Ripresa. I puristi della cinepresa (Quentin Tarantino ha girato il suo ultimo film, The hateful heigts in 70 mm e, prima di lui in questo formato è stato girato 2001 Odissea nella spazio di Stanley Kubrick)) sostengono che la qualità della pellicola non può essere sostituita dal digitale. La profondità, la resa cromatica, la brillantezza dei colori e la nitidezza dei dettagli appare ancora largamente a vantaggio della celluloide. Spesso, per rendere bene il concetto, viene citato il caso di Lawrence d’Arabia, il celebre film di David Lean del 1962 con protagonista Peter O’Toole. In molte sequenze è solo grazie alla pellicola che si possono mantenere a fuoco due piani di ripresa: uno molto ravvicinato e uno sul fondo, all’orizzonte. La ricerca in questo settore è tutta concentrata nel cercare di avvicinare sempre più i due mondi, quello della pellicola tradizionale e quello del digitale. Per ottenere risultati apprezzabili però si rischia di sconfinare oltre i limiti della percezione visiva dell’occhio umano, sia in termini di frame per second (FPS) quanto in termini di gamma cromatica. Le videocamere da ripresa cinematografica digitali per molti aspetti hanno raggiunto da tempo livelli tecnici pressoché equivalenti alle tradizionali cineprese in 35 mm. E non sono pochi coloro che riescono a produrre ottimi risultati utilizzando macchine di qualità semiprofessionale.
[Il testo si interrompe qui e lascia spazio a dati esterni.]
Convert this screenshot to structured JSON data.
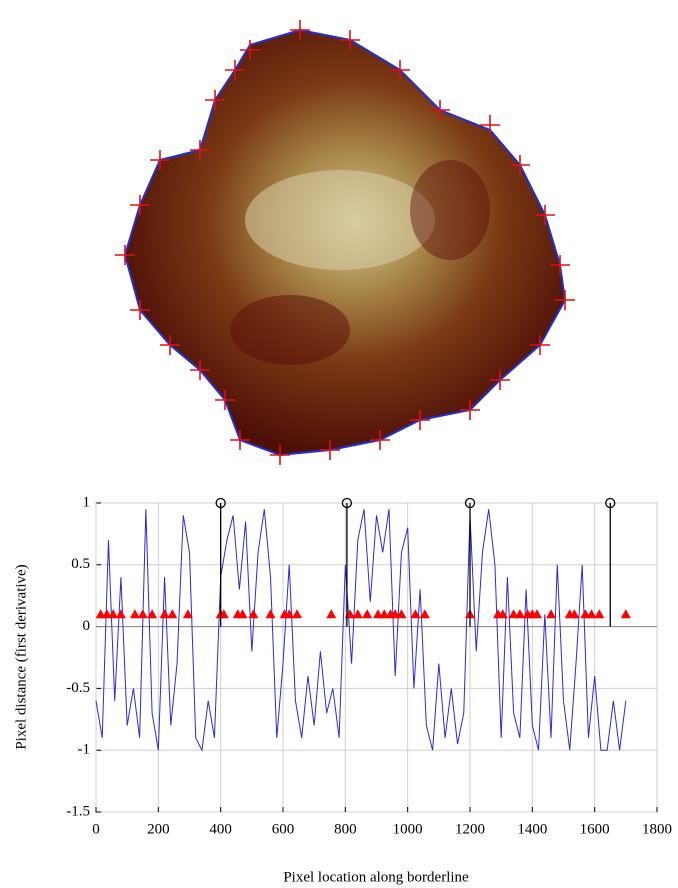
{
  "chart_data": {
    "type": "line",
    "xlabel": "Pixel location along borderline",
    "ylabel": "Pixel distance (first derivative)",
    "xlim": [
      0,
      1800
    ],
    "xticks": [
      0,
      200,
      400,
      600,
      800,
      1000,
      1200,
      1400,
      1600,
      1800
    ],
    "ylim": [
      -1.5,
      1
    ],
    "yticks": [
      -1.5,
      -1,
      -0.5,
      0,
      0.5,
      1
    ],
    "grid": true,
    "series": [
      {
        "style": "line",
        "color": "#2b2bd6",
        "x": [
          0,
          20,
          40,
          60,
          80,
          100,
          120,
          140,
          160,
          180,
          200,
          220,
          240,
          260,
          280,
          300,
          320,
          340,
          360,
          380,
          400,
          420,
          440,
          460,
          480,
          500,
          520,
          540,
          560,
          580,
          600,
          620,
          640,
          660,
          680,
          700,
          720,
          740,
          760,
          780,
          800,
          820,
          840,
          860,
          880,
          900,
          920,
          940,
          960,
          980,
          1000,
          1020,
          1040,
          1060,
          1080,
          1100,
          1120,
          1140,
          1160,
          1180,
          1200,
          1220,
          1240,
          1260,
          1280,
          1300,
          1320,
          1340,
          1360,
          1380,
          1400,
          1420,
          1440,
          1460,
          1480,
          1500,
          1520,
          1540,
          1560,
          1580,
          1600,
          1620,
          1640,
          1660,
          1680,
          1700
        ],
        "values": [
          -0.6,
          -0.9,
          0.7,
          -0.6,
          0.4,
          -0.8,
          -0.5,
          -0.9,
          0.95,
          -0.7,
          -1,
          0.4,
          -0.8,
          -0.3,
          0.9,
          0.6,
          -0.9,
          -1,
          -0.6,
          -0.9,
          0.4,
          0.7,
          0.9,
          0.3,
          0.85,
          -0.2,
          0.6,
          0.95,
          0.4,
          -0.9,
          -0.3,
          0.5,
          -0.6,
          -0.9,
          -0.4,
          -0.8,
          -0.2,
          -0.7,
          -0.5,
          -0.9,
          0.5,
          -0.3,
          0.7,
          0.95,
          0.2,
          0.9,
          0.6,
          0.95,
          -0.4,
          0.6,
          0.8,
          -0.5,
          0.3,
          -0.8,
          -1,
          -0.3,
          -0.9,
          -0.5,
          -0.95,
          -0.7,
          0.9,
          -0.2,
          0.6,
          0.95,
          0.5,
          -0.9,
          0.4,
          -0.7,
          -0.9,
          0.3,
          -0.8,
          -1,
          0.1,
          -0.9,
          0.5,
          -0.6,
          -1,
          -0.3,
          0.5,
          -0.9,
          -0.4,
          -1,
          -1,
          -0.6,
          -1,
          -0.6
        ]
      },
      {
        "style": "triangle",
        "color": "#ff0000",
        "x": [
          15,
          35,
          55,
          80,
          125,
          150,
          180,
          220,
          245,
          295,
          400,
          410,
          455,
          470,
          505,
          560,
          605,
          620,
          645,
          755,
          815,
          840,
          870,
          905,
          925,
          945,
          960,
          980,
          1025,
          1055,
          1200,
          1290,
          1305,
          1340,
          1360,
          1385,
          1400,
          1415,
          1460,
          1520,
          1535,
          1570,
          1590,
          1615,
          1700
        ],
        "values": [
          0.1,
          0.1,
          0.1,
          0.1,
          0.1,
          0.1,
          0.1,
          0.1,
          0.1,
          0.1,
          0.1,
          0.1,
          0.1,
          0.1,
          0.1,
          0.1,
          0.1,
          0.1,
          0.1,
          0.1,
          0.1,
          0.1,
          0.1,
          0.1,
          0.1,
          0.1,
          0.1,
          0.1,
          0.1,
          0.1,
          0.1,
          0.1,
          0.1,
          0.1,
          0.1,
          0.1,
          0.1,
          0.1,
          0.1,
          0.1,
          0.1,
          0.1,
          0.1,
          0.1,
          0.1
        ]
      },
      {
        "style": "stem",
        "color": "#000000",
        "x": [
          400,
          805,
          1200,
          1650
        ],
        "values": [
          1,
          1,
          1,
          1
        ]
      }
    ]
  }
}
Rimane comunque al momento un dominio incontrastato della ripresa digitale e, sul mercato, ci sono telecamere con elevate prestazioni. Vittorio Storaro, noto direttore della fotografia vincitore di tre premi Oscar, ha definito il modello di punta in questo settore, la Sony Cinealta F65 come “la massima espressione dell’arte della cinematografia digitale … consente di riprendere immagini senza compromessi e con colori, profondità e dettagli mozzafiato”. Insieme agli altri noti brand, come Canon, JVC e Panasonic si contendono un mercato in continua espansione e indirizzato verso il miglioramento della qualità delle immagini (dal 4 all’8K).
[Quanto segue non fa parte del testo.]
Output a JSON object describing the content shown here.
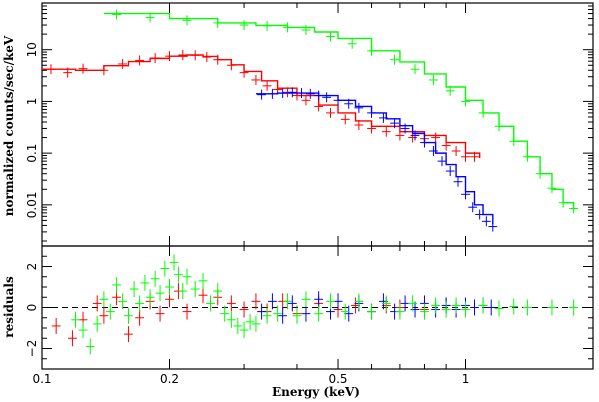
{
  "chart_data": [
    {
      "type": "scatter",
      "panel": "spectrum",
      "title": "",
      "xlabel": "Energy (keV)",
      "ylabel": "normalized counts/sec/keV",
      "xscale": "log",
      "yscale": "log",
      "xlim": [
        0.1,
        2.0
      ],
      "ylim": [
        0.0016,
        80
      ],
      "xticks": [
        0.1,
        0.2,
        0.5,
        1
      ],
      "xtick_labels": [
        "0.1",
        "0.2",
        "0.5",
        "1"
      ],
      "yticks": [
        0.01,
        0.1,
        1,
        10
      ],
      "ytick_labels": [
        "0.01",
        "0.1",
        "1",
        "10"
      ],
      "grid": false,
      "series": [
        {
          "color": "#ff0000",
          "points": [
            [
              0.105,
              4.2
            ],
            [
              0.115,
              3.6
            ],
            [
              0.125,
              4.3
            ],
            [
              0.14,
              4.0
            ],
            [
              0.155,
              5.3
            ],
            [
              0.17,
              6.2
            ],
            [
              0.185,
              6.9
            ],
            [
              0.2,
              7.5
            ],
            [
              0.215,
              7.9
            ],
            [
              0.23,
              7.8
            ],
            [
              0.245,
              7.2
            ],
            [
              0.26,
              6.4
            ],
            [
              0.28,
              5.0
            ],
            [
              0.3,
              3.6
            ],
            [
              0.32,
              2.6
            ],
            [
              0.34,
              2.0
            ],
            [
              0.36,
              1.7
            ],
            [
              0.38,
              1.5
            ],
            [
              0.4,
              1.3
            ],
            [
              0.42,
              1.05
            ],
            [
              0.45,
              0.8
            ],
            [
              0.48,
              0.6
            ],
            [
              0.52,
              0.45
            ],
            [
              0.56,
              0.35
            ],
            [
              0.6,
              0.3
            ],
            [
              0.65,
              0.26
            ],
            [
              0.7,
              0.22
            ],
            [
              0.75,
              0.2
            ],
            [
              0.8,
              0.19
            ],
            [
              0.85,
              0.2
            ],
            [
              0.9,
              0.14
            ],
            [
              0.95,
              0.11
            ],
            [
              1.0,
              0.085
            ],
            [
              1.05,
              0.085
            ]
          ],
          "model": [
            [
              0.1,
              4.2
            ],
            [
              0.12,
              4.0
            ],
            [
              0.14,
              4.9
            ],
            [
              0.16,
              5.9
            ],
            [
              0.18,
              6.8
            ],
            [
              0.2,
              7.5
            ],
            [
              0.22,
              7.9
            ],
            [
              0.24,
              7.4
            ],
            [
              0.26,
              6.4
            ],
            [
              0.28,
              5.1
            ],
            [
              0.3,
              3.8
            ],
            [
              0.33,
              2.5
            ],
            [
              0.36,
              1.8
            ],
            [
              0.4,
              1.3
            ],
            [
              0.45,
              0.85
            ],
            [
              0.5,
              0.6
            ],
            [
              0.55,
              0.42
            ],
            [
              0.6,
              0.33
            ],
            [
              0.7,
              0.26
            ],
            [
              0.8,
              0.22
            ],
            [
              0.9,
              0.16
            ],
            [
              1.0,
              0.1
            ],
            [
              1.08,
              0.08
            ]
          ]
        },
        {
          "color": "#0000ff",
          "points": [
            [
              0.33,
              1.35
            ],
            [
              0.35,
              1.4
            ],
            [
              0.37,
              1.45
            ],
            [
              0.39,
              1.5
            ],
            [
              0.41,
              1.45
            ],
            [
              0.43,
              1.4
            ],
            [
              0.45,
              1.3
            ],
            [
              0.47,
              1.2
            ],
            [
              0.5,
              1.05
            ],
            [
              0.53,
              0.9
            ],
            [
              0.56,
              0.75
            ],
            [
              0.6,
              0.6
            ],
            [
              0.64,
              0.48
            ],
            [
              0.68,
              0.38
            ],
            [
              0.72,
              0.3
            ],
            [
              0.76,
              0.22
            ],
            [
              0.8,
              0.16
            ],
            [
              0.84,
              0.11
            ],
            [
              0.88,
              0.07
            ],
            [
              0.92,
              0.045
            ],
            [
              0.96,
              0.028
            ],
            [
              1.0,
              0.016
            ],
            [
              1.04,
              0.009
            ],
            [
              1.08,
              0.0065
            ],
            [
              1.12,
              0.0048
            ],
            [
              1.16,
              0.0038
            ]
          ],
          "model": [
            [
              0.32,
              1.4
            ],
            [
              0.36,
              1.45
            ],
            [
              0.4,
              1.45
            ],
            [
              0.45,
              1.3
            ],
            [
              0.5,
              1.05
            ],
            [
              0.55,
              0.8
            ],
            [
              0.6,
              0.6
            ],
            [
              0.65,
              0.46
            ],
            [
              0.7,
              0.34
            ],
            [
              0.75,
              0.24
            ],
            [
              0.8,
              0.16
            ],
            [
              0.85,
              0.1
            ],
            [
              0.9,
              0.06
            ],
            [
              0.95,
              0.035
            ],
            [
              1.0,
              0.018
            ],
            [
              1.05,
              0.01
            ],
            [
              1.1,
              0.0065
            ],
            [
              1.16,
              0.0042
            ]
          ]
        },
        {
          "color": "#00ff00",
          "points": [
            [
              0.15,
              48
            ],
            [
              0.18,
              42
            ],
            [
              0.22,
              37
            ],
            [
              0.26,
              33
            ],
            [
              0.3,
              30
            ],
            [
              0.34,
              29
            ],
            [
              0.38,
              27
            ],
            [
              0.42,
              24
            ],
            [
              0.48,
              18
            ],
            [
              0.54,
              13
            ],
            [
              0.6,
              9.5
            ],
            [
              0.68,
              6.4
            ],
            [
              0.76,
              4.2
            ],
            [
              0.84,
              2.6
            ],
            [
              0.92,
              1.6
            ],
            [
              1.0,
              1.0
            ],
            [
              1.1,
              0.6
            ],
            [
              1.2,
              0.33
            ],
            [
              1.3,
              0.17
            ],
            [
              1.4,
              0.085
            ],
            [
              1.5,
              0.04
            ],
            [
              1.6,
              0.021
            ],
            [
              1.7,
              0.011
            ],
            [
              1.8,
              0.0085
            ]
          ],
          "model": [
            [
              0.14,
              50
            ],
            [
              0.2,
              40
            ],
            [
              0.26,
              33
            ],
            [
              0.32,
              29.5
            ],
            [
              0.38,
              27
            ],
            [
              0.44,
              22
            ],
            [
              0.5,
              16.5
            ],
            [
              0.6,
              9.5
            ],
            [
              0.7,
              5.8
            ],
            [
              0.8,
              3.4
            ],
            [
              0.9,
              1.9
            ],
            [
              1.0,
              1.05
            ],
            [
              1.1,
              0.6
            ],
            [
              1.2,
              0.33
            ],
            [
              1.3,
              0.17
            ],
            [
              1.4,
              0.085
            ],
            [
              1.5,
              0.04
            ],
            [
              1.6,
              0.02
            ],
            [
              1.7,
              0.011
            ],
            [
              1.8,
              0.0085
            ]
          ]
        }
      ]
    },
    {
      "type": "scatter",
      "panel": "residuals",
      "title": "",
      "xlabel": "Energy (keV)",
      "ylabel": "residuals",
      "xscale": "log",
      "yscale": "linear",
      "xlim": [
        0.1,
        2.0
      ],
      "ylim": [
        -3.0,
        3.0
      ],
      "yticks": [
        -2,
        0,
        2
      ],
      "ytick_labels": [
        "−2",
        "0",
        "2"
      ],
      "zero_line": 0,
      "grid": false,
      "series": [
        {
          "color": "#ff0000",
          "points": [
            [
              0.108,
              -0.9
            ],
            [
              0.118,
              -1.5
            ],
            [
              0.125,
              -0.6
            ],
            [
              0.135,
              0.2
            ],
            [
              0.14,
              -0.4
            ],
            [
              0.15,
              0.5
            ],
            [
              0.16,
              -1.3
            ],
            [
              0.17,
              -0.5
            ],
            [
              0.18,
              0.3
            ],
            [
              0.19,
              -0.3
            ],
            [
              0.2,
              0.4
            ],
            [
              0.21,
              0.8
            ],
            [
              0.22,
              -0.2
            ],
            [
              0.24,
              0.6
            ],
            [
              0.26,
              0.5
            ],
            [
              0.28,
              0.2
            ],
            [
              0.3,
              -0.1
            ],
            [
              0.32,
              0.3
            ],
            [
              0.34,
              -0.2
            ],
            [
              0.37,
              0.3
            ],
            [
              0.4,
              -0.3
            ],
            [
              0.45,
              0.2
            ],
            [
              0.5,
              -0.1
            ],
            [
              0.55,
              0.1
            ],
            [
              0.6,
              -0.2
            ],
            [
              0.65,
              0.1
            ],
            [
              0.7,
              0.0
            ],
            [
              0.8,
              -0.1
            ],
            [
              0.9,
              0.1
            ]
          ]
        },
        {
          "color": "#0000ff",
          "points": [
            [
              0.33,
              -0.2
            ],
            [
              0.35,
              0.3
            ],
            [
              0.37,
              -0.4
            ],
            [
              0.39,
              0.2
            ],
            [
              0.42,
              -0.3
            ],
            [
              0.45,
              0.4
            ],
            [
              0.48,
              -0.2
            ],
            [
              0.5,
              0.3
            ],
            [
              0.53,
              -0.3
            ],
            [
              0.56,
              0.2
            ],
            [
              0.6,
              -0.2
            ],
            [
              0.64,
              0.3
            ],
            [
              0.68,
              -0.2
            ],
            [
              0.72,
              0.2
            ],
            [
              0.76,
              -0.1
            ],
            [
              0.8,
              0.2
            ],
            [
              0.85,
              -0.1
            ],
            [
              0.9,
              0.1
            ],
            [
              0.95,
              -0.1
            ],
            [
              1.0,
              0.1
            ],
            [
              1.05,
              0.0
            ],
            [
              1.1,
              0.1
            ],
            [
              1.15,
              0.0
            ]
          ]
        },
        {
          "color": "#00ff00",
          "points": [
            [
              0.12,
              -0.6
            ],
            [
              0.125,
              -1.1
            ],
            [
              0.13,
              -1.9
            ],
            [
              0.135,
              -0.8
            ],
            [
              0.14,
              0.4
            ],
            [
              0.145,
              -0.2
            ],
            [
              0.15,
              1.1
            ],
            [
              0.155,
              0.3
            ],
            [
              0.16,
              -0.4
            ],
            [
              0.165,
              0.9
            ],
            [
              0.17,
              0.2
            ],
            [
              0.175,
              1.2
            ],
            [
              0.18,
              0.5
            ],
            [
              0.185,
              1.4
            ],
            [
              0.19,
              0.7
            ],
            [
              0.195,
              1.9
            ],
            [
              0.2,
              1.0
            ],
            [
              0.205,
              2.2
            ],
            [
              0.21,
              1.6
            ],
            [
              0.215,
              0.8
            ],
            [
              0.22,
              1.5
            ],
            [
              0.23,
              0.9
            ],
            [
              0.24,
              1.3
            ],
            [
              0.25,
              0.2
            ],
            [
              0.26,
              0.8
            ],
            [
              0.27,
              -0.3
            ],
            [
              0.28,
              -0.6
            ],
            [
              0.29,
              -0.9
            ],
            [
              0.3,
              -1.1
            ],
            [
              0.31,
              -0.7
            ],
            [
              0.32,
              -0.8
            ],
            [
              0.34,
              -0.4
            ],
            [
              0.36,
              -0.3
            ],
            [
              0.38,
              0.3
            ],
            [
              0.4,
              -0.4
            ],
            [
              0.42,
              0.4
            ],
            [
              0.45,
              -0.3
            ],
            [
              0.48,
              0.3
            ],
            [
              0.52,
              -0.2
            ],
            [
              0.56,
              0.3
            ],
            [
              0.6,
              -0.2
            ],
            [
              0.65,
              0.2
            ],
            [
              0.7,
              -0.2
            ],
            [
              0.75,
              0.2
            ],
            [
              0.8,
              -0.2
            ],
            [
              0.85,
              0.1
            ],
            [
              0.9,
              -0.1
            ],
            [
              0.95,
              0.1
            ],
            [
              1.0,
              -0.1
            ],
            [
              1.1,
              0.1
            ],
            [
              1.2,
              -0.05
            ],
            [
              1.3,
              0.05
            ],
            [
              1.4,
              0.0
            ],
            [
              1.6,
              0.0
            ],
            [
              1.8,
              0.0
            ]
          ]
        }
      ]
    }
  ]
}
Proiezione. Intorno al 2010 è avvenuto lo switch off che ha segnato il passaggio dalla proiezione dei film nel formato tradizionale a 35 mm, lo stesso con il quale veniva effettuata la maggior parte delle riprese, nel nuovo formato digitale DCP (Digital Cinema Package). Proprio nello stesso periodo, le grandi case produttrici di pellicola, la Kodak e la Fuji, proprio a seguito dell’avvento del digitale, stavano chiudendo i battenti. In quel momento è finita la fase “romantica” delle visioni in sala con le “bobine” e i giganteschi proiettori che riversavano sul grande schermo le immagini cinematografiche. Da allora, i film arrivano direttamente ai gestori delle sale attraverso connessioni ultraveloci (fino a 70 Mbps) e in formati spettacolari come l’HD e il 3D. Le macchine da proiezione sono passate rapidamente dai vecchi modelli con lampada a fortissima luminescenza fino ai moderni apparati a laser. Altre tecnologie che interessano la proiezione riguardano la qualità dei teli: è stato presentato nel 2016

Ultimate Screen, uno schermo sagomato di nuova generazione in grado di rendere una elevatissima efficienza luminosa.
Ma l’aspetto correlato alla proiezione che interessa maggiormente gli utenti è la qualità della sale, oggi intese sempre più come luogo di intrattenimento complesso, dove la visione del film è solo una parte dell’interesse e dell’esperienza che il pubblico richiede. Infatti, da tempo insieme alla chiusura progressiva e devastante delle tante piccole sale di quartiere, si assiste al diffondersi di enormi multiplex, spesso collocati al centro di grandi centri commerciali.